PROFESSIONAL VALUES AND THE OBJECTIVITY OF VALUE
In the previous chapters we have sought to show that evaluative deliberation lies at the heart of professional expertise; while it should certainly be acknowledged that teachers need technical skills of communication, management and organisation for effective classroom practice, such skills are meaningful only within larger contexts of professional judgement in which evaluative considerations are paramount. First, as already indicated, it is not just difficult but impossible to identify or characterise conduct as expressive of a professional skill of, say, discipline without reference to normative considerations – for what could count as punishment on one conception might not so count on another; but second, by the same token, it is hardly possible to determine on some neutral grounds of technical effectiveness whether a given mode of conduct – for example, corporal punishment – counts as educationally appropriate discipline, for there are no such neutral grounds. Appeal to facts or evidence alone will not tell us which of a range of rival or competing educational strategies or policies is correct, and, since education is a contested concept, we have to acknowledge that there are seriously competing conceptions of education and teaching. On the face of it, this is a very serious difficulty; perhaps the most serious conceptual difficulty facing contemporary educational policy-makers.

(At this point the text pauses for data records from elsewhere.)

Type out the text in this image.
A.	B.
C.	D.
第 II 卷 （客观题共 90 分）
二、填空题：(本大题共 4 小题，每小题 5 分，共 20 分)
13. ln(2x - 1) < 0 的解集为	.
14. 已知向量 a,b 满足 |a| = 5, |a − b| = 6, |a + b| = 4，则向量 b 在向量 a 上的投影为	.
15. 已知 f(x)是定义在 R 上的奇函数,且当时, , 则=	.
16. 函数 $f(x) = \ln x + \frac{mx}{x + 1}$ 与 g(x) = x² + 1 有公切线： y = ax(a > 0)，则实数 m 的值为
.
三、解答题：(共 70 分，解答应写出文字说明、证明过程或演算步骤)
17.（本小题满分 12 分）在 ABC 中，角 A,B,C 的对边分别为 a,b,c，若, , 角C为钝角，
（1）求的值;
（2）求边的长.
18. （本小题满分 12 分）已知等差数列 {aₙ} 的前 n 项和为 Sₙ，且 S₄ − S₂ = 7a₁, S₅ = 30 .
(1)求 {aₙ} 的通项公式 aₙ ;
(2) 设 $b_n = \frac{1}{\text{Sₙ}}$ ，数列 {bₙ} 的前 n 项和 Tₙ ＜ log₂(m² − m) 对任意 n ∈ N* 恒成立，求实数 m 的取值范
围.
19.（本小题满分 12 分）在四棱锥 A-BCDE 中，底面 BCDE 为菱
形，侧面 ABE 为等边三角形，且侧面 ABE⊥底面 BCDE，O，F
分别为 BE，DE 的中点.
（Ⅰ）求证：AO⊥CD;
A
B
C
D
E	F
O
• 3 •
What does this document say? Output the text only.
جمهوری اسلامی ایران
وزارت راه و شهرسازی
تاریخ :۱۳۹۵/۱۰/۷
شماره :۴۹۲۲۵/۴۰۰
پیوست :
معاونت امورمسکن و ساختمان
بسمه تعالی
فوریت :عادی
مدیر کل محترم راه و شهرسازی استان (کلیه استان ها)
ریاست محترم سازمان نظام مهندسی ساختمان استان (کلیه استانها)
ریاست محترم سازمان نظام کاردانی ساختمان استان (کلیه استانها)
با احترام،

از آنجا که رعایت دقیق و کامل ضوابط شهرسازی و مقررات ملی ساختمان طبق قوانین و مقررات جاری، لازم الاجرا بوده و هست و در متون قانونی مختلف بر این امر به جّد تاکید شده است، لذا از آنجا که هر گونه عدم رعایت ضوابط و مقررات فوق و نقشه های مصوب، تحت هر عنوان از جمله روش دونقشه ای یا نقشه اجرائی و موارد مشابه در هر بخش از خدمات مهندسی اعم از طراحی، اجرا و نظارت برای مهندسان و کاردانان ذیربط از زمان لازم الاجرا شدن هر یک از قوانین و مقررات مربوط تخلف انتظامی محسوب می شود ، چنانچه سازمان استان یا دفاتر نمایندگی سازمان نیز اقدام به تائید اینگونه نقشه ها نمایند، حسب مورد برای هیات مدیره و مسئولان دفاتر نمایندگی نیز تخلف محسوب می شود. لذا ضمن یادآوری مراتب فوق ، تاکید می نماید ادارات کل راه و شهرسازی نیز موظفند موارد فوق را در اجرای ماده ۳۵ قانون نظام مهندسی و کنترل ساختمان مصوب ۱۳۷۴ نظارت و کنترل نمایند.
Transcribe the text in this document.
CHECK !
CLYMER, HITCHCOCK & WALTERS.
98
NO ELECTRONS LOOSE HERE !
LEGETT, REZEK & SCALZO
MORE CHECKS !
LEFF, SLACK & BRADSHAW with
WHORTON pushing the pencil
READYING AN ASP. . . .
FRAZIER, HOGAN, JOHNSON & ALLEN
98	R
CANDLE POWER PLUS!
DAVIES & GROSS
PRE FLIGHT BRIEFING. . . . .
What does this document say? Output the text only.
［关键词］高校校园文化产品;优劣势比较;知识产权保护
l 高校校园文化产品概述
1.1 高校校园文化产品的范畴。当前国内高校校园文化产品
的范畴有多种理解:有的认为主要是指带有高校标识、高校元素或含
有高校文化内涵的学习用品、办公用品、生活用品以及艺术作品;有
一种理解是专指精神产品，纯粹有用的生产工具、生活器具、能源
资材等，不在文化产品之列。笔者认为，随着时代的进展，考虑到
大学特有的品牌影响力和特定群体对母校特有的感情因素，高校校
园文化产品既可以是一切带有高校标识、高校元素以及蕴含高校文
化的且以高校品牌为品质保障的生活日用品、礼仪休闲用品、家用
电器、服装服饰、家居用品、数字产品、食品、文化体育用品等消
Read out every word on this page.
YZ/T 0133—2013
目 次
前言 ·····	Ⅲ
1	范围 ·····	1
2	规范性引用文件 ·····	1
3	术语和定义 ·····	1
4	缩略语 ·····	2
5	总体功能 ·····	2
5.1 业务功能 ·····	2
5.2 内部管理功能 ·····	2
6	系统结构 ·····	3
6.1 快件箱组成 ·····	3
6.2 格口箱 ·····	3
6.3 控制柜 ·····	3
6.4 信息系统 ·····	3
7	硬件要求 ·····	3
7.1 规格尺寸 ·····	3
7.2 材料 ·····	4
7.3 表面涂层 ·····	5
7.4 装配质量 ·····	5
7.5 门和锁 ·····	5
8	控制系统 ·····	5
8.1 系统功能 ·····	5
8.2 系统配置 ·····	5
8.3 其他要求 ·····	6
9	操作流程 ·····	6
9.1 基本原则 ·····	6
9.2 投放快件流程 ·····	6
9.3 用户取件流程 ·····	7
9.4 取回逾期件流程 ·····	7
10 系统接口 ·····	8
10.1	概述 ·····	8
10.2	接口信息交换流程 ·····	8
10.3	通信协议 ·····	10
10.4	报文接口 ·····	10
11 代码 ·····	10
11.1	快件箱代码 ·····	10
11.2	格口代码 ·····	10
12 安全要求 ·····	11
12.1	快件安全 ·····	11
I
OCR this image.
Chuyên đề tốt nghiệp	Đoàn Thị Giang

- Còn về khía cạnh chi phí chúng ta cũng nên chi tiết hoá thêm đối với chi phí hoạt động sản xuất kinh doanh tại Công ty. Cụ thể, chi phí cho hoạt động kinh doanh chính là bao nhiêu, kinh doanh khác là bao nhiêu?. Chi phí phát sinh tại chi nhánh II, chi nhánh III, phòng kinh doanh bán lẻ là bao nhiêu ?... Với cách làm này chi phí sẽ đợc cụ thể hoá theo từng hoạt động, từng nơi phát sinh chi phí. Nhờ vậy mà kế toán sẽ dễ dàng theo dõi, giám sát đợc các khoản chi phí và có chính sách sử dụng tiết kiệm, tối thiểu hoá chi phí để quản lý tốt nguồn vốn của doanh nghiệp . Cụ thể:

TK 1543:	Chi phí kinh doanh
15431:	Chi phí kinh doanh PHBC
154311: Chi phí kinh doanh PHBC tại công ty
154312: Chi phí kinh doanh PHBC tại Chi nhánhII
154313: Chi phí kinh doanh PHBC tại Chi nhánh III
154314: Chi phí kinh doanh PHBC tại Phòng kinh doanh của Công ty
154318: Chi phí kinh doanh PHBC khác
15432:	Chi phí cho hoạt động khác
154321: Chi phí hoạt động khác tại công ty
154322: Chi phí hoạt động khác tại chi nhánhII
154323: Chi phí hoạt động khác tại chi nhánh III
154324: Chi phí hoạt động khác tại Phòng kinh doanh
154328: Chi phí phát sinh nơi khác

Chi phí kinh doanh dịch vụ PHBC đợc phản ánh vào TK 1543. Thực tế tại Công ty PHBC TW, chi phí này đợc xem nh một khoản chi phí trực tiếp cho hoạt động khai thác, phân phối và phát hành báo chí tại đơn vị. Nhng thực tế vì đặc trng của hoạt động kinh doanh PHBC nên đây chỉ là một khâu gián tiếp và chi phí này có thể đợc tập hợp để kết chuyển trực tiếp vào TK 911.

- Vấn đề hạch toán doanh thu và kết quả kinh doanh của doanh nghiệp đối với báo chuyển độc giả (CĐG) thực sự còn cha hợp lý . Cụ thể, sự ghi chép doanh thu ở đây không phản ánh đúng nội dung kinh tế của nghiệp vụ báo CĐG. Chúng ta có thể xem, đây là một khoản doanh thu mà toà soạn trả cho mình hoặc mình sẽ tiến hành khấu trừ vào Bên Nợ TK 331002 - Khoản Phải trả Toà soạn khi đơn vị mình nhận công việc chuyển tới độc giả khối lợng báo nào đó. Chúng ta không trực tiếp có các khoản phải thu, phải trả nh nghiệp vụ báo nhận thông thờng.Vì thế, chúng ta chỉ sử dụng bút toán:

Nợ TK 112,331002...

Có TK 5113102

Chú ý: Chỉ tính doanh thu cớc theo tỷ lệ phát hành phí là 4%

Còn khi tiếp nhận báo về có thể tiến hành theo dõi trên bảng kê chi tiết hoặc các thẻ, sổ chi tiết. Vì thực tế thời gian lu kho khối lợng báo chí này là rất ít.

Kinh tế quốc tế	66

It is, indeed, just a special case of a general problem about value and public policy with which the best post-war minds of moral and social theory have grappled; for if no appeal to hard objective fact is available to help us decide between two alternative – even contradictorily opposed – evaluative perspectives, must it not be the case that our educational judgements
are purely subjective and that there can be no rational gainsaying of any proposed concept of education? Despite the awesome difficulties of this problem, we nevertheless need to consider in this chapter what might be said by way of countering any such disastrously sceptical conclusion.